RE: [BP - PRE] Data preservation already taken care of ? from Manuel.CARRASCO-BENITEZ@ec.europa.eu on 2014-05-23 (public-dwbp-wg@w3.org from May 2014)

From: <Manuel.CARRASCO-BENITEZ@ec.europa.eu>
Date: Fri, 23 May 2014 10:00:07 +0000
To: <christophe.gueret@dans.knaw.nl>
CC: <public-dwbp-wg@w3.org>, <phila@w3.org>
Message-ID: <39DB516E46C0E842A2CFFF1BBB7412F15F7B6D64@S-DC-ESTF03-B.net1.cec.eu.int>
Dear Christophe,


-        Data preservation should be out of scope

-        URI preservation and the points below should be in scope

-        Data off the web; i.e., standalone data that should be web friendly. For example, using the file scheme https://www.w3.org/2013/dwbp/wiki/Data_on_the_Web_URI_Best_Practices#Network_and_local_URI


-        Exporting/importing data from the web

-        Data packing. For example, http://joinup.ec.europa.eu/site/med


-        First choice: preserve all in archives. So, redirection to archives. Archives like data preservation are out of scope.

-        Second best: preserve the original raw data and the programs generating other representations. Hence, above packing techniques.
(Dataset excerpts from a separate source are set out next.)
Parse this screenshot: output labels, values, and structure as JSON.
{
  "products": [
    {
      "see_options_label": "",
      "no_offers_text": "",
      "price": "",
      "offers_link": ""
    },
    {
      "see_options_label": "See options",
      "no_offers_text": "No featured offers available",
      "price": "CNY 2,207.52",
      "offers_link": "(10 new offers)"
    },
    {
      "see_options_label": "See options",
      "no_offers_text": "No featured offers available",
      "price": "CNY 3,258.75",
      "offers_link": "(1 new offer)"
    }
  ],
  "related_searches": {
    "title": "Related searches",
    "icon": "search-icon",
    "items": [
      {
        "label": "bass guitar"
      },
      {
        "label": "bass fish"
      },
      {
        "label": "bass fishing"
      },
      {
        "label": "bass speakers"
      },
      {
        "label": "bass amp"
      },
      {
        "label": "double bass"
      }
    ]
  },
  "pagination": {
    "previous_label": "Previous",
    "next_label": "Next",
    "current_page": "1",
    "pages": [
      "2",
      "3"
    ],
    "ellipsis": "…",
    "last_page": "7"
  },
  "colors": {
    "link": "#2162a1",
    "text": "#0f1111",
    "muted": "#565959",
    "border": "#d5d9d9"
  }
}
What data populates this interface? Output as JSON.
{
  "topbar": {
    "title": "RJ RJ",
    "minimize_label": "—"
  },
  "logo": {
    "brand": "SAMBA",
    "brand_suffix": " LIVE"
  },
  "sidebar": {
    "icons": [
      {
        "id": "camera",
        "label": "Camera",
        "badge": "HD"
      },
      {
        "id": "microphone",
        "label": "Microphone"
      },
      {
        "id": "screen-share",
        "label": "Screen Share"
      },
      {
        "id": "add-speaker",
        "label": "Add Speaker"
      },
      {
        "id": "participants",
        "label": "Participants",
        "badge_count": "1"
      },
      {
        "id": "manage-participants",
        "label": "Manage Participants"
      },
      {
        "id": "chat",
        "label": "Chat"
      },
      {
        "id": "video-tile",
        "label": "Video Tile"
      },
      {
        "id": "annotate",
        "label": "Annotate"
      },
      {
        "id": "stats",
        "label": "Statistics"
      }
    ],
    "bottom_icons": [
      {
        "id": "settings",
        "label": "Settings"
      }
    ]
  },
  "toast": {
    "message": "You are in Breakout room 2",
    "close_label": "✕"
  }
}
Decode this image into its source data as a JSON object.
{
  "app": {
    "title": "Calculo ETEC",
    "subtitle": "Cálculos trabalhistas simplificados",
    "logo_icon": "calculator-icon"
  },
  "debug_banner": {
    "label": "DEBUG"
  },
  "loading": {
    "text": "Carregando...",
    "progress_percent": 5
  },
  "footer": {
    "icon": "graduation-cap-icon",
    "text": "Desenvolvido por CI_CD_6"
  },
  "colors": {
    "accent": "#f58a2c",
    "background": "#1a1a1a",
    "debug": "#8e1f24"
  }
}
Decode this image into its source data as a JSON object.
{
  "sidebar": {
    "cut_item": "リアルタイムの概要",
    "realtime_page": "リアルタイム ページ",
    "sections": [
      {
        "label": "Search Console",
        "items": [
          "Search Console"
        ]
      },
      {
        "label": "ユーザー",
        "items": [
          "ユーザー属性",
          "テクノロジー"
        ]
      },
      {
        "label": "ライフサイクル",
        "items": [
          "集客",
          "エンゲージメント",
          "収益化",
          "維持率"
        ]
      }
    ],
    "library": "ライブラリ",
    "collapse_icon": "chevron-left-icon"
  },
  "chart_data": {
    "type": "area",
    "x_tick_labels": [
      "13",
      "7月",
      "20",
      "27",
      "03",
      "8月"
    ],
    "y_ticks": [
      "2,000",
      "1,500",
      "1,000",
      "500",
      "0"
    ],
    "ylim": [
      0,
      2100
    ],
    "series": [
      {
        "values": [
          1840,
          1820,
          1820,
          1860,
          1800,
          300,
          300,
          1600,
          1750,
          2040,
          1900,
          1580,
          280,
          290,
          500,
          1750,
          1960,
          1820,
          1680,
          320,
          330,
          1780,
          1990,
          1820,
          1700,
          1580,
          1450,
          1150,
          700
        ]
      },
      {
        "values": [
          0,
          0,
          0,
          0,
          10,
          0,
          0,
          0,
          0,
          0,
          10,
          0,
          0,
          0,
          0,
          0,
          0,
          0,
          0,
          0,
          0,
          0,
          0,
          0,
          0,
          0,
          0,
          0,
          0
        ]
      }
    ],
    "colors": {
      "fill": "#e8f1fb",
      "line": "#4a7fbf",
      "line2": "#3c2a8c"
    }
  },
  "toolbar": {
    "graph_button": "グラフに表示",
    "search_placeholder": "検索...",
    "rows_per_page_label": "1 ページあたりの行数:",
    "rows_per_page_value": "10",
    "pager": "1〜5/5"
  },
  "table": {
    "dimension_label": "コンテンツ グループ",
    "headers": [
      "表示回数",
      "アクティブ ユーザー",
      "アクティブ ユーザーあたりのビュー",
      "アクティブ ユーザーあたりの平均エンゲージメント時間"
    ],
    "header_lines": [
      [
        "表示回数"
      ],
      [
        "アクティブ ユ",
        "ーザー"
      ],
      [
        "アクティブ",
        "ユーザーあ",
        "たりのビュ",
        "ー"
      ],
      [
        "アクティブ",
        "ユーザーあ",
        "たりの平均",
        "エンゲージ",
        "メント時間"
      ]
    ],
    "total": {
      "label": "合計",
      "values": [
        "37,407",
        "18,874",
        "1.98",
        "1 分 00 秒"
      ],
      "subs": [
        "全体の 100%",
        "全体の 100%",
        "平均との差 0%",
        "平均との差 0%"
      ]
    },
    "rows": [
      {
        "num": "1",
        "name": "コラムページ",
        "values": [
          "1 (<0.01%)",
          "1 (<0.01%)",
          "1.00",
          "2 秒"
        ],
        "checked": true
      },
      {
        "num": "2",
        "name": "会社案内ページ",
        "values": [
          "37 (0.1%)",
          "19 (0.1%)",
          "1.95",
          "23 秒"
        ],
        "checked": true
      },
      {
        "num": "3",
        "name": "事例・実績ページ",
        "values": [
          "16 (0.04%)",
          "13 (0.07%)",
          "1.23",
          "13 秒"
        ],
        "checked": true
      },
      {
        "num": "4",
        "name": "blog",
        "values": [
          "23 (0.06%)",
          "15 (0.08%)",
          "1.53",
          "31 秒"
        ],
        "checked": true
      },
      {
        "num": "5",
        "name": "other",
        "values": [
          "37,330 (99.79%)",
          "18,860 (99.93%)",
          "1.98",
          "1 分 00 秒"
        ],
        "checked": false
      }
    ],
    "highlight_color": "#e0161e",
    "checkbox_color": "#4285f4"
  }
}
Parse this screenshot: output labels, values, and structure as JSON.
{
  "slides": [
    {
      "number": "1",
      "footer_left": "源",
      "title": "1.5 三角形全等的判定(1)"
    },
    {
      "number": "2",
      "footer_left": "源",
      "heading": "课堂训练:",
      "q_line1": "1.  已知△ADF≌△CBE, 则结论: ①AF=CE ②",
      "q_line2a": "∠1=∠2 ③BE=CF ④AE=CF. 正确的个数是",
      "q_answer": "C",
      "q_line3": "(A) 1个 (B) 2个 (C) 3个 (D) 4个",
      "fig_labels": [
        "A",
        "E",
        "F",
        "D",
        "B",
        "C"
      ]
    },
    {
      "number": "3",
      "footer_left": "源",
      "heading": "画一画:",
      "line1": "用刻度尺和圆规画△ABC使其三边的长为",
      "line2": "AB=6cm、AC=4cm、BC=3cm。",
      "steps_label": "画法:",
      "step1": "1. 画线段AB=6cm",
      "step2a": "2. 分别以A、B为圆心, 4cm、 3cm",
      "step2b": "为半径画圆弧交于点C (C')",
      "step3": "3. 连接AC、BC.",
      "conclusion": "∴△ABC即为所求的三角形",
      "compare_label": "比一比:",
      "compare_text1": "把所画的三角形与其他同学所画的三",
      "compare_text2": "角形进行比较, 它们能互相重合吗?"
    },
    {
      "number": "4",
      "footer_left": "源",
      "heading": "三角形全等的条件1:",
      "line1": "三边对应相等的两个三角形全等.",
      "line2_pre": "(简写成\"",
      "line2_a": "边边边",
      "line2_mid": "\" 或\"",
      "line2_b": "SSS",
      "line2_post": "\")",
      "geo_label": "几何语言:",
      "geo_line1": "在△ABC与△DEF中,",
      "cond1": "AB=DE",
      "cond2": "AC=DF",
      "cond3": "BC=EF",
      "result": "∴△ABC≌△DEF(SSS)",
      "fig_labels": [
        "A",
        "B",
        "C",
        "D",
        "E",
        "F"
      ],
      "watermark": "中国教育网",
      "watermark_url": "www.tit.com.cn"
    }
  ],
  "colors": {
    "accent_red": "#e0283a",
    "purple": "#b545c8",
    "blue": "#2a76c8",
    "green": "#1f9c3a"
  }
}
-        Third: at least preserve the dataset existence, even if the data has been deleted. So, one needs a register for data off the web. For example, all the URIs from the FP7 project below could be redirected to one record with the details of the data.

Regards
Tomas


From: Christophe Guéret [mailto:christophe.gueret@dans.knaw.nl]
Sent: Friday, May 23, 2014 9:53 AM
To: CARRASCO BENITEZ Manuel (DGT)
Cc: Christophe Gueret; public-dwbp-wg@w3.org; phila@w3.org
Subject: Re: [BP - PRE] Data preservation already taken care of ?

Dear Tomas,

I agree with you that data preservation should be out of scope of this working group. We should not aim, IMHO, at providing guidance on preserving bit rot in files, apply or not the LOCKSS principle, or perform re-serialisation of data when some formats become deprecated. These considerations apply to many, many, more type of data than structured data on the Web and there are also a large body of experts and expertise on the topic as you rightly point out.
Nonetheless, we have to provide guidance for putting data on the Web and thus have to inform users what to do when they want to take this data off-line. This could happen for several reasons ranging from the end of the funding period of the project to a new release of a data set. Saying that every URI should be cool and stay alive for eternity will not hold in the real life. URIs will change and go 404, it's best if we can advise people on how to handle things.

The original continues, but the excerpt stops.